If you’re shopping for individual coverage and don’t qualify for a plan through your employer, open enrollment is November 1 through January 15 on the marketplace.
You’ll only be able to change your health insurance outside of open enrollment if you qualify for a Special Enrollment Period.
Yes, if you shop for GHC-SCW plans through this link, you can still qualify for government tax credits toward your monthly premiums.
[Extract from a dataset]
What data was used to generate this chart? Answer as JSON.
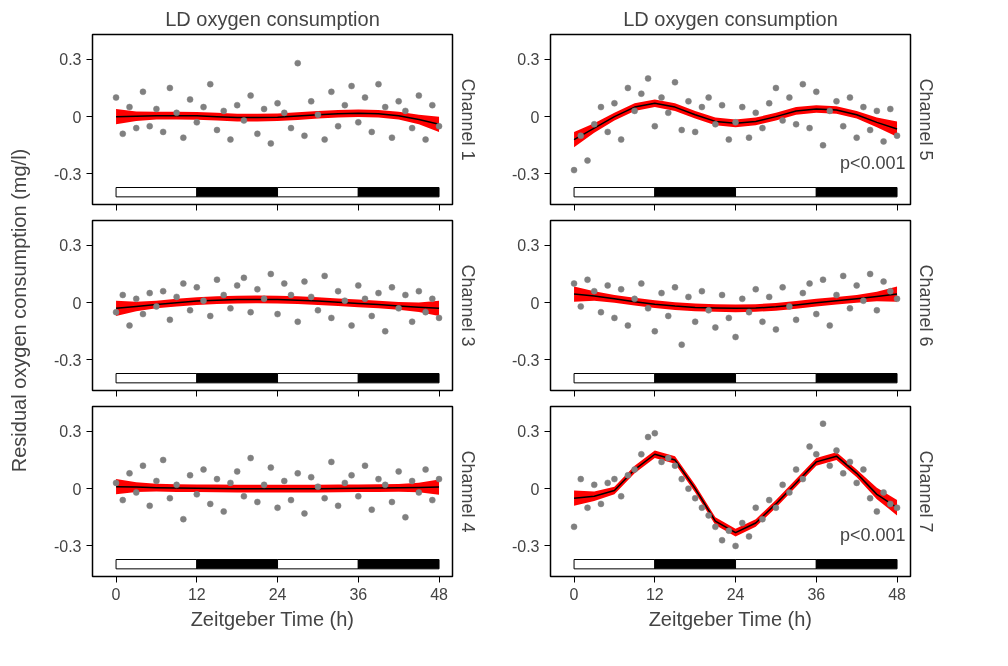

It will take into account your age, how many people are in your household and your total income to determine if you qualify.
(Only for people under 30 or who have an exemption)
- Very lowest monthly premium
- Very high costs when you need care
- Covers: essential health benefits, some preventive services and a few primary care visits a year
- Choose this if: You’re looking for lower monthly costs, don’t need a lot of medical care and have money saved in case of a serious medical issue. You’ll have to pay out-of-pocket for any high costs until you meet your deductible. You also don’t qualify for Medicaid or for help paying for your health plan through subsidies.
- Low monthly premium
- High costs when you need care
- Deductibles: you may pay thousands a year in medical costs before your health plan starts to pay
- Choose if: You want to keep your monthly costs low while also protecting yourself from high-cost emergency medical issues. You’ll have to pay more when you need to see your provider for routine care.
- Medium monthly premium
- Medium costs when you need care
- Choose if: you qualify for cost-sharing reductions or if you want more of your routine care to be covered by your health insurance plan in exchange for a slightly higher monthly premium.
- High monthly premium
- Low costs when you need care
- Choose if: You think you’ll need to see your provider often because of routine care or illness. You’re going to pay more each month, but your out-of-pocket costs will be lower.
- Highest monthly premium
- Lowest costs when you get care
- Choose if: You want nearly all of your care costs to be covered in exchange for paying more each month for your premium.